Hey, I’m walking the feminist walk here, bringing up the kids for my chic working woman, and I say it’s her right to wear what the hell she likes on her feet, even a £435 pair of Rupert Sanderson patent Joyce brogues, or some 300-quid Fratelli Rosetti perforated suede Derbys. Which sounds more like a line from an elegiac tribute to an Italian football hooligan’s assault on a grim east Midlands town than a shoe, but what do I know? I’m just the drooling reader, dreaming of decadent excess and the day when, like founder and chief executive of Yoox Group, Federico Marchetti, I’m interviewed by Vanessa Friedman, and I can tell her about a floating fish restaurant called Jumet that “is so secret it doesn’t have a landline, just a mobile-phone number that you need to know”.

Of course a floating restaurant doesn’t have a fucking landline, you cock. Tsk, he may manage 23 luxury-brand online stores valued at €500 million, and he may have Jumet’s mobile number, but you can’t just go out and buy brains, eh?


AMD said...

I dread reaching the point of celebrity where I might be asked about the best gidft I have received recently. I don't think my answer – "A Garmin NavSat thingy, dunno the model, that will allow me to drive in other cities where I'm to scared of losing my way in case I land up in sime unfriendly neighourhood or, worse, unnecessary traffic jam" — would establish me as a particularly lofty high-flier.

Some great laugh-out-loud moments in your piece. Poor Azhel.

Gorilla Bananas said...

I'm not impressed by any of them, although I give them credit for not hording their money like misers. The rich people I like are the ones who buy flunkies and toadies with their money, like the Sultan of Brunei. How much would you charge to be a flunky who laughs at some rich guy's jokes? Every man has his price.

No Good Boyo said...

Arzhel, eh? The Bretons must be delighted to have their names added to the international wankers' register. Who next, the Basques?

A friend of mine at Oxford once saw poet Craig Raine's children Nina and Moses (yes, Moses) prancing around dressed as Greek zephyrs and declaiming limp verse. "They'd better be going to a Quaker school," was her rueful Scouse remark.
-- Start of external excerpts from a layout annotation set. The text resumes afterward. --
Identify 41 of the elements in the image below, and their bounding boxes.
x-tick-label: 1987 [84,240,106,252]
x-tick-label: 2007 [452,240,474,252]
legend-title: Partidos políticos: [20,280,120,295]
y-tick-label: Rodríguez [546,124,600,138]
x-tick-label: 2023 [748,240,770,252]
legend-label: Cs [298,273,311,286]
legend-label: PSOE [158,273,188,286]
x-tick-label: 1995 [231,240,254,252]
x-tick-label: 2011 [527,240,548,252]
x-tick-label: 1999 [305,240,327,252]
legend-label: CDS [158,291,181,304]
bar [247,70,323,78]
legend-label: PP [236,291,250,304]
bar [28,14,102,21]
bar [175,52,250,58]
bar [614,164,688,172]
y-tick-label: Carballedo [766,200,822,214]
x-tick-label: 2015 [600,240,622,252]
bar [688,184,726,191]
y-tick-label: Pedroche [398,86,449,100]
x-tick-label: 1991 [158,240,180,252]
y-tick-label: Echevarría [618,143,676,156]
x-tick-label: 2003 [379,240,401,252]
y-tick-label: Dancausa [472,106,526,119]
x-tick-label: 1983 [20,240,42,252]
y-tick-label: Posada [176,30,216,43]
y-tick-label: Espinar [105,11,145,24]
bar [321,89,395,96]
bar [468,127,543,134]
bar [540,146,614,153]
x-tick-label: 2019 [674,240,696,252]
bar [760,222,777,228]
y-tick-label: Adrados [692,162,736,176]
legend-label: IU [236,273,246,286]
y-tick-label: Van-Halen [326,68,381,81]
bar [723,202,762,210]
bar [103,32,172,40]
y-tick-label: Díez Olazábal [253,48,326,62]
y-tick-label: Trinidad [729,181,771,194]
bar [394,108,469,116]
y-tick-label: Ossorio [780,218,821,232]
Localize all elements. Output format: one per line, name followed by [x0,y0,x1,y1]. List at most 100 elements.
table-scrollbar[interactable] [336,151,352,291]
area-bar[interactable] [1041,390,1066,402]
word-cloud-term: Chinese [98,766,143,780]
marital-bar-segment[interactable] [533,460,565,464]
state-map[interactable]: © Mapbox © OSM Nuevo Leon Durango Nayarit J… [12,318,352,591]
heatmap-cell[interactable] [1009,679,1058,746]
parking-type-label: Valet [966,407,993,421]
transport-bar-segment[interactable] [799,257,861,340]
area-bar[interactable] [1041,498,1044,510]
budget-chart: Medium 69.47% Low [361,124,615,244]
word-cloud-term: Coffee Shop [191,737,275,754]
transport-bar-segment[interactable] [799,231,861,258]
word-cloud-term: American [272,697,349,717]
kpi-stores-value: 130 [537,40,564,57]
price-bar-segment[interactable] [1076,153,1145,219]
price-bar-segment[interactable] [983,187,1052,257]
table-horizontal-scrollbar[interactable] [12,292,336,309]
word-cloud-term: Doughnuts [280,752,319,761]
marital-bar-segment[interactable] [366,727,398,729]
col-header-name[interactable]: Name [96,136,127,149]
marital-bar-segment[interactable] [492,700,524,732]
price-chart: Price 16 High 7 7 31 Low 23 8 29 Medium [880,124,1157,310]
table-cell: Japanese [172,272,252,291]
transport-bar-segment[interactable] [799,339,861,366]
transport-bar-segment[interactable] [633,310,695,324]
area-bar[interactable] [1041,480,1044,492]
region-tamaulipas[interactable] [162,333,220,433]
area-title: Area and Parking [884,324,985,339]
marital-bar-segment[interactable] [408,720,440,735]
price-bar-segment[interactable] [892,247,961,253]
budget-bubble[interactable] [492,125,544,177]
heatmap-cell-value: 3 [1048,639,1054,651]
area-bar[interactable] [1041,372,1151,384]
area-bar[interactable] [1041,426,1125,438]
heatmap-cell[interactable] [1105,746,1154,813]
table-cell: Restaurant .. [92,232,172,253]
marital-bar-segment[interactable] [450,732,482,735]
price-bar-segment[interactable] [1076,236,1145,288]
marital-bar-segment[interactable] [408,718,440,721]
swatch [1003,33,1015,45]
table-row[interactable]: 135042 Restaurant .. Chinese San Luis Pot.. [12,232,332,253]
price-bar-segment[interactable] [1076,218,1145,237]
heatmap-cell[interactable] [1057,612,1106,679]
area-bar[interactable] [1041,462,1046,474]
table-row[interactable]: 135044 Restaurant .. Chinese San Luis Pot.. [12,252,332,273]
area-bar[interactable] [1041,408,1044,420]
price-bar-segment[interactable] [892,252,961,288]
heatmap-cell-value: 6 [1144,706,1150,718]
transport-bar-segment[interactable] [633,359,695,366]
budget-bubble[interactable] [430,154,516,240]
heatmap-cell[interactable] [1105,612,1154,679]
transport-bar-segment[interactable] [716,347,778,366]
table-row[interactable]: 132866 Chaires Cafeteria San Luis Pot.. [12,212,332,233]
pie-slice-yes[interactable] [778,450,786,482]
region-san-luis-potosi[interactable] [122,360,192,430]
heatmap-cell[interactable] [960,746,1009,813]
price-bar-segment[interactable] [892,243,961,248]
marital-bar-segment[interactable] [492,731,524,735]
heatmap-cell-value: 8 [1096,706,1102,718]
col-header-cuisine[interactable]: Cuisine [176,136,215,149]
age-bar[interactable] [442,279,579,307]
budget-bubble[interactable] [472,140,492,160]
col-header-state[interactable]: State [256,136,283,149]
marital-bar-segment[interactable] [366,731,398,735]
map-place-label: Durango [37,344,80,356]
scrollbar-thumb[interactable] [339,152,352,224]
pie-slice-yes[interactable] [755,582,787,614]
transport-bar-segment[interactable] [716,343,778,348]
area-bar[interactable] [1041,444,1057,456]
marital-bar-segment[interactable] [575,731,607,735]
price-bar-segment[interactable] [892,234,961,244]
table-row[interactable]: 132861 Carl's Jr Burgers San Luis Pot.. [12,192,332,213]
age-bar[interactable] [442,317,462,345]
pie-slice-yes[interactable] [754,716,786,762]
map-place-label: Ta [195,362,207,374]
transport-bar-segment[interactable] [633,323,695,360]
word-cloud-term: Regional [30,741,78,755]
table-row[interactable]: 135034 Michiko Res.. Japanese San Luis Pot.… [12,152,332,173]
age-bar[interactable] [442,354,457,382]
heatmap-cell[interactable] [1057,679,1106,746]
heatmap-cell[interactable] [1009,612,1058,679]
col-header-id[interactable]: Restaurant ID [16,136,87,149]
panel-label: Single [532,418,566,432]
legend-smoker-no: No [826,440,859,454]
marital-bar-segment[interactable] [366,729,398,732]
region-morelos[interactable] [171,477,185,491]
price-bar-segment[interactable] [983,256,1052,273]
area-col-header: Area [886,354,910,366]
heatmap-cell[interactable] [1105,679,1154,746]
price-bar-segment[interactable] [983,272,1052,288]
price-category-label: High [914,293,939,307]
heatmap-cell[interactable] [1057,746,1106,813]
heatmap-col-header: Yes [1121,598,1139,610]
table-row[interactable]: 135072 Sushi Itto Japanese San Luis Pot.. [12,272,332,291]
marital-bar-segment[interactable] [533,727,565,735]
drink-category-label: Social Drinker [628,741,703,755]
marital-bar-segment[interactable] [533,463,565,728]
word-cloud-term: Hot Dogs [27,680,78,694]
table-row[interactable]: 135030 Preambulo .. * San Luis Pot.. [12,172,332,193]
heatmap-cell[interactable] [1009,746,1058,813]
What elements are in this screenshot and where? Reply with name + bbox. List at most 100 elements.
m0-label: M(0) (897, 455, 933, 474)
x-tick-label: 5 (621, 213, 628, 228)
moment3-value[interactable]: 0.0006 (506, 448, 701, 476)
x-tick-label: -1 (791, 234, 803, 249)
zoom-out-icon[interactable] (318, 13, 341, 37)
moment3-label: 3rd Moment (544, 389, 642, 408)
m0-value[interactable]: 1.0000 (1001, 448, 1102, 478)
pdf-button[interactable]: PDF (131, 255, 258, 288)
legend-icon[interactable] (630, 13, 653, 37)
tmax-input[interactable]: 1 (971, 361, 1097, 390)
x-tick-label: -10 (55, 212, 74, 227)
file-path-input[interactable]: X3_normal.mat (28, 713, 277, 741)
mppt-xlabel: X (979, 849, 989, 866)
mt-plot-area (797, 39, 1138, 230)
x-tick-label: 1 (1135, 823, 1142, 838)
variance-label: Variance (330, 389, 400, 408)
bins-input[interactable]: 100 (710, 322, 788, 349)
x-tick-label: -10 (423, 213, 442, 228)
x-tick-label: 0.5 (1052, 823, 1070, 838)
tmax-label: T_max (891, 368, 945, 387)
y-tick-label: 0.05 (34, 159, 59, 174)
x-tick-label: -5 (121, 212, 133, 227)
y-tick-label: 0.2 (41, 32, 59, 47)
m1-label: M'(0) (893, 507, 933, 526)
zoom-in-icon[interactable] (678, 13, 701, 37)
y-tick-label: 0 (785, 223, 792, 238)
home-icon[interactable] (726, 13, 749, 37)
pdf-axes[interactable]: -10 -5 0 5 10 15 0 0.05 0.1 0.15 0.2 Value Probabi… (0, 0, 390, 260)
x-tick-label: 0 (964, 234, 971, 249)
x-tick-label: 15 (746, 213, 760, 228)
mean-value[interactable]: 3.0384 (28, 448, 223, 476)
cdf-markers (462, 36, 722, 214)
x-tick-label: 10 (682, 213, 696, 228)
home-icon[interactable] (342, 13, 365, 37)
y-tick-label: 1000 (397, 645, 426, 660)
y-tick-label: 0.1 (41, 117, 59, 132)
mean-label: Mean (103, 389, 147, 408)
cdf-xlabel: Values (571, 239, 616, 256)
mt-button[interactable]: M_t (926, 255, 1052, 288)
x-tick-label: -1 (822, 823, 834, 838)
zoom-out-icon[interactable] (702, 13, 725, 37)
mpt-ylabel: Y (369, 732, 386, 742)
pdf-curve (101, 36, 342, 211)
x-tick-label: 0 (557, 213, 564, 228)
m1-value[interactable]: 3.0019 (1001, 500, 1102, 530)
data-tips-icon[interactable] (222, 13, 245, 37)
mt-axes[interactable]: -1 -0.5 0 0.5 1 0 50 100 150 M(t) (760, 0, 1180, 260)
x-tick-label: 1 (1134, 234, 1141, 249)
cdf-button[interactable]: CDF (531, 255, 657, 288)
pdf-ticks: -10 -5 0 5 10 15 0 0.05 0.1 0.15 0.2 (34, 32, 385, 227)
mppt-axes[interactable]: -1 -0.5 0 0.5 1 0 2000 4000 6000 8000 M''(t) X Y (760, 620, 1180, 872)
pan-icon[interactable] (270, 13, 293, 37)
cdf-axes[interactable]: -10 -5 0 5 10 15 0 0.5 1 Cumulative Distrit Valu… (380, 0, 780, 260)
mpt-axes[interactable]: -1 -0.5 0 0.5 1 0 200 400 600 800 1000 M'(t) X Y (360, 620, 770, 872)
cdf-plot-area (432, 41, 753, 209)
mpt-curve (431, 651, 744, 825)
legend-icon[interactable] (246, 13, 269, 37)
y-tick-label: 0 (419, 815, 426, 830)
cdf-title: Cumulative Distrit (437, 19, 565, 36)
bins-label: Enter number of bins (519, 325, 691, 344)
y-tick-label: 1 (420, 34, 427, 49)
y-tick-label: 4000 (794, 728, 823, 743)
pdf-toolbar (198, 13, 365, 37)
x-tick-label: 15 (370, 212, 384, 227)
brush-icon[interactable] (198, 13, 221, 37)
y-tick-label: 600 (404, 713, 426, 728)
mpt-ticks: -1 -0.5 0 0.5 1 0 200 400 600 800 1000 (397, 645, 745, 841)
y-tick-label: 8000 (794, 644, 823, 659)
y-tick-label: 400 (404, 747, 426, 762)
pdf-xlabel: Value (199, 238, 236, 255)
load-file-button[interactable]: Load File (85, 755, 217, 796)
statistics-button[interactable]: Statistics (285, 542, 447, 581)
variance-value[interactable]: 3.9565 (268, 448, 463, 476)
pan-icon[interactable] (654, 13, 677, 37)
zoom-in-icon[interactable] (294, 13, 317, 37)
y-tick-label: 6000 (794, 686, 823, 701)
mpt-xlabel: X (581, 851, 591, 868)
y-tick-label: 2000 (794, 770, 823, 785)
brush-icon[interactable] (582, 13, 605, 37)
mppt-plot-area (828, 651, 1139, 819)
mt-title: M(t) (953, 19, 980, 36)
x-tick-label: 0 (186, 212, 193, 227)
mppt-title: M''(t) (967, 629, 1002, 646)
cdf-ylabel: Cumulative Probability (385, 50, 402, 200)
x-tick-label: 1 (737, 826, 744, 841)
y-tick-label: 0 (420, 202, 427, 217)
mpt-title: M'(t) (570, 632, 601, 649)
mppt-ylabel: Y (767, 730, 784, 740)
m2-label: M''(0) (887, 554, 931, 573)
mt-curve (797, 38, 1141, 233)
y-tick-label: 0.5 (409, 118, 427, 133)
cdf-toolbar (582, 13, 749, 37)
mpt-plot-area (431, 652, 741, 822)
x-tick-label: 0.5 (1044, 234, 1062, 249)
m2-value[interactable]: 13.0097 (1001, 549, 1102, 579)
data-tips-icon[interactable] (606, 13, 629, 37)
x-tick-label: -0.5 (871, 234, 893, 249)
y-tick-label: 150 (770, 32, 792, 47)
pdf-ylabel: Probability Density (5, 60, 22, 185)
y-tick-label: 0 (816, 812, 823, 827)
On balance, I'd have rather taken the toilet duckings than endure vegetarian pacifism and near Dutch-levels of smugness tolerance.

Mark Sanderson said...

I'm not familiar with this publication. Talking of unusual names, a work colleague of mine is keen to call his as yet unborn child, Zico. He's still got two months to convince his wife.

tom.ato said...

I heard of a couple recently who called their newborn daughter IKEA. They liked the name. Well, I guess there are worse. but poor kid. All those jokes about flat-packs!